Holiday Warehouse, the Plano seasonal décor mainstay, is liquidating its entire 30,000-square-foot store. From January 19 to February 17, it is selling off all its designer holiday decorations, with discounts ranging from between 30 to 80-percent off. When the inventory is gone, it will shut its doors.
But this news isn’t “doom and gloom,” says principal buyer Addison Green. Also, Holiday Warehouse isn’t closing.
Over the past decade, the North Texas store has made a name for itself with its large collection designer spring, fall, and, especially, Christmas décor. It stocks brands like Katherine’s Collection, Christopher Radko, and Toymaker.
There are three reasons Green says he decided to sell it all off.
He says they’ve maxed out what they can fit inside their current location. Plus, the building is in rough shape and needs months’ worth of repairs. “It’s really difficult to try to charge someone $10,000 for a Santa, but then tell them our toilet’s overflowing,” he says. Its lease is almost up, too, so liquidating all the product on the floor gives them the flexibility to move if they can’t come to an agreement with the landlord or stay and renovate the building, Green says.
Also, he says, Holiday Warehouse’s three branches of business—in-person shopping, online sales, and client installations—has become almost too much for the small staff to operate.
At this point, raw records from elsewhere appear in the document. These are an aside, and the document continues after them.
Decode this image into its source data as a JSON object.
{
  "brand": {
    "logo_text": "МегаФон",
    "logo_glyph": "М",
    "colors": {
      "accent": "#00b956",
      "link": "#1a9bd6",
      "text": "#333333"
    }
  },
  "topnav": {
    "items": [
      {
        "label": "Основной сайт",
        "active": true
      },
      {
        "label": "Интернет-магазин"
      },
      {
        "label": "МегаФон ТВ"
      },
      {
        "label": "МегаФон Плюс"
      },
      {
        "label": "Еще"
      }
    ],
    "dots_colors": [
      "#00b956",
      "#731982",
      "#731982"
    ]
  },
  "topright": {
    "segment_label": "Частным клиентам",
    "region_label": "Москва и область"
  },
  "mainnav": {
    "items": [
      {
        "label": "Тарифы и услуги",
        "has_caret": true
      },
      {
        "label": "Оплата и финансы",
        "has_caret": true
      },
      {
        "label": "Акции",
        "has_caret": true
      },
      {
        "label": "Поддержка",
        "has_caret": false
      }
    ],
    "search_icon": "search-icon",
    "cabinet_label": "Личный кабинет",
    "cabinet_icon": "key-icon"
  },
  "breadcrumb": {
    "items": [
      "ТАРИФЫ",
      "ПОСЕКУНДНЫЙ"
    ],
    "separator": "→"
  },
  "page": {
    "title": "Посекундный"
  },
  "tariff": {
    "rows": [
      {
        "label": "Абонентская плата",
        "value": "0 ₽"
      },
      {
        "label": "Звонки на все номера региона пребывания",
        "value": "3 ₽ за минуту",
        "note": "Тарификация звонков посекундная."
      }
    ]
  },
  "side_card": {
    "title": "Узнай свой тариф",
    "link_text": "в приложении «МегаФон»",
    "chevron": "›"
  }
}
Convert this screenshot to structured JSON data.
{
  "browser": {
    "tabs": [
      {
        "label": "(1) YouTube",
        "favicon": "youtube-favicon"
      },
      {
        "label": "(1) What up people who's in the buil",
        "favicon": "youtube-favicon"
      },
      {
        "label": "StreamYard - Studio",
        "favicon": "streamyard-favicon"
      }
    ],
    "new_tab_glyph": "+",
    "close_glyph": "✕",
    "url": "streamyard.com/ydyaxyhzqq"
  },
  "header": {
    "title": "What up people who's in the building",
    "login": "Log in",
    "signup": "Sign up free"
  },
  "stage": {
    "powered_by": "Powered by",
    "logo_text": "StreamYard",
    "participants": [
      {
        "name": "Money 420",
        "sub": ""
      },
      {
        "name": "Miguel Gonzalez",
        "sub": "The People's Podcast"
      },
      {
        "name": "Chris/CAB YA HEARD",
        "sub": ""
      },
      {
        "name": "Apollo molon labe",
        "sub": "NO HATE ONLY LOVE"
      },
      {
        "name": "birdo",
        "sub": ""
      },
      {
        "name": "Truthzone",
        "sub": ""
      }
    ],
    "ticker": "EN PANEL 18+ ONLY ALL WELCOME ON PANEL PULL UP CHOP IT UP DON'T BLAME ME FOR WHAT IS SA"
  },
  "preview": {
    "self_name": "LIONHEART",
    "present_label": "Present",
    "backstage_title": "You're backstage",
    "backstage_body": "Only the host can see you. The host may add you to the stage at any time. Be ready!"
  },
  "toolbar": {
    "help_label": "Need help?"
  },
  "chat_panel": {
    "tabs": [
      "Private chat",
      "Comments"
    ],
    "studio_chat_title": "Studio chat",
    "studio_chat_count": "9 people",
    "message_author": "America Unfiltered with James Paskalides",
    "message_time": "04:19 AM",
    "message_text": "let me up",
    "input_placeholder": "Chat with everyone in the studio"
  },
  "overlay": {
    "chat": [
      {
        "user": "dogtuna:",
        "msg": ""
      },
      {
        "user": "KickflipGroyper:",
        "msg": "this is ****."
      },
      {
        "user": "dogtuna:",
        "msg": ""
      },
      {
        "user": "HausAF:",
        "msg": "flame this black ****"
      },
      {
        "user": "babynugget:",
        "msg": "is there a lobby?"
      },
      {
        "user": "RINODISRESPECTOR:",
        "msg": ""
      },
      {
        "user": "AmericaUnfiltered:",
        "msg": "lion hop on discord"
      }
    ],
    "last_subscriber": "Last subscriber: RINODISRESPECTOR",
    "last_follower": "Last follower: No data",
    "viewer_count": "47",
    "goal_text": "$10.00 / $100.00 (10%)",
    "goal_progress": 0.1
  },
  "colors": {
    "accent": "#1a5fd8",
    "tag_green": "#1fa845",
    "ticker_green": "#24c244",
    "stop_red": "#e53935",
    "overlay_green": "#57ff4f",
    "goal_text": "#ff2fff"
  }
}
Green says he was so busy this past holiday season with decoration installations, online orders, and in-store sales, he was hospitalized with stress-induced vertigo. “I love doing this, but there’s got to be a better way,” he says.
It wasn’t always so busy. Holiday Warehouse began when he started decorating clients’ houses for the holidays in 2010. Two years later, he got his first massive assignment: adding the Christmas spirit to a 26,000-square-foot house. While decorating that property, he realized Dallas had a deficit of high-end holiday retailers. “I couldn’t find a single Garland in all of Dallas that would work in a house like that,” he says. So Green started stockpiling décor from the big markets for his clients.
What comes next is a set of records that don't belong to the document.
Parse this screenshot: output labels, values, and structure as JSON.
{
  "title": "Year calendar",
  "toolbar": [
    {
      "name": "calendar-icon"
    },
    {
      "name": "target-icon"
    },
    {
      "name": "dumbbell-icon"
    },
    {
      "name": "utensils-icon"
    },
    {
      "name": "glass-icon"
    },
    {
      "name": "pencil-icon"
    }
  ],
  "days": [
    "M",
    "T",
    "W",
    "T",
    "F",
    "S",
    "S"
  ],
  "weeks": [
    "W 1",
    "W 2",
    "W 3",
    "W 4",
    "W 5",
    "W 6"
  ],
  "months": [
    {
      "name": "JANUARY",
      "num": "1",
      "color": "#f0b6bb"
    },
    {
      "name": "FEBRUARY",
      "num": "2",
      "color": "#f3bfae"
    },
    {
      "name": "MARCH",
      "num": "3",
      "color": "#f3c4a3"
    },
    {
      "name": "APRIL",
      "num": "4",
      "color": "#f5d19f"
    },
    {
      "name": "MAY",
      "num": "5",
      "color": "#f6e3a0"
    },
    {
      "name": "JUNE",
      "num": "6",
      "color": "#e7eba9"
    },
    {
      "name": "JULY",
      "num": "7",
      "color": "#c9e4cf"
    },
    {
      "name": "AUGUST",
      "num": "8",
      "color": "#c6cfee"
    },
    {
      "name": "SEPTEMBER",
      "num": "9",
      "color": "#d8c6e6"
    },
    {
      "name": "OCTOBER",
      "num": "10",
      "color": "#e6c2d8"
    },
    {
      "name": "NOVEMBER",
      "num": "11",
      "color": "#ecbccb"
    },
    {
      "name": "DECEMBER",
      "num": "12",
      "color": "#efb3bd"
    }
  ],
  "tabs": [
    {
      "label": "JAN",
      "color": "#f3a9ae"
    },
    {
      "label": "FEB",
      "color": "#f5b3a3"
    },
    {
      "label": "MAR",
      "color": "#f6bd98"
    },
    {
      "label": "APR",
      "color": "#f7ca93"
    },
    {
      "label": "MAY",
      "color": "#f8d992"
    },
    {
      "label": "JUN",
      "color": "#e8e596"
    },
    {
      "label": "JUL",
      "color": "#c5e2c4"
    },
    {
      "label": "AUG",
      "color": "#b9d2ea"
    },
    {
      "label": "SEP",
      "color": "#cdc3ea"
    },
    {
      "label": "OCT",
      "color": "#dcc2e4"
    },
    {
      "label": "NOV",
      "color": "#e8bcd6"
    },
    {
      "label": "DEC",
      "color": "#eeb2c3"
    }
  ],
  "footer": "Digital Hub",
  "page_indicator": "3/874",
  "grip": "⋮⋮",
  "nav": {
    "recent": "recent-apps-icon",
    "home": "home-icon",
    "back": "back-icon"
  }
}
In 2014, he and his family opened Holiday Warehouse in Plano. The showroom was a little rough, display-wise, he says. But business exploded over the years. They expanded their product line. They grew their online presence. And they cultivated their clientele for private and corporate decoration installations.
Finally, he says their customer base is changing. Holiday Warehouse’s online growth has been huge—thanks, in part, to partnerships with influencers like Turtle Creek Lane. Before, the vast majority of their business came from in-person shoppers. Now, Green says, almost 30 percent of the store’s income comes from online sales and their high-end private and commercial customers. They’re revamping the website (which is currently down for updates until January 22) to better support online shoppers.
But, if they do sell more online, Green says they’d have to repackage most of their horde of products, which he doesn’t want to do. So, they’re selling it all off.
The monthlong sale is unprecedented for the store, he says. “You will get 50 percent off almost the whole store.” He’s pulling out sample items, Christmas trees, tables, lighting, and displays. Spring décor and collectible items, like Toymaker Santas, will be 30 percent off. Fall and Halloween items are 70 percent off.
The big-ticket items, like Christmas trees and life-sized nutcrackers, will range from 60 to 70-percent off. “If you don’t buy anything else, buy something like that,” Green says. But, he continues, if you’re not looking to drop $800, most of the store’s supply of ribbons, floral, and picks will be sold for just a few dollars.
The sale lasts a month, but Green says people should stop by multiple times. They don’t have huge quantities of some of the more sought-after collector’s items, “so [it’s] best to come in early, but also best to keep coming back.” Items like wreaths and garlands are worth a later trip. Those, Green says, are “gonna get cheaper and cheaper until we have nothing left.”
After the sale ends in February, Green is not exactly sure of the future. He knows Holiday Warehouse will continue selling online. Green wants to work more with influencers. The physical store might stay in its current location—if Green and the team like the new lease. They might move to another storefront. Or they’ll host pop-up stores here and there. The liquidation sale gives them more flexibility.
However, “Holiday Warehouse is not going bankrupt,” Green says. “We’re not going out of business. But we do have to reevaluate our plan.”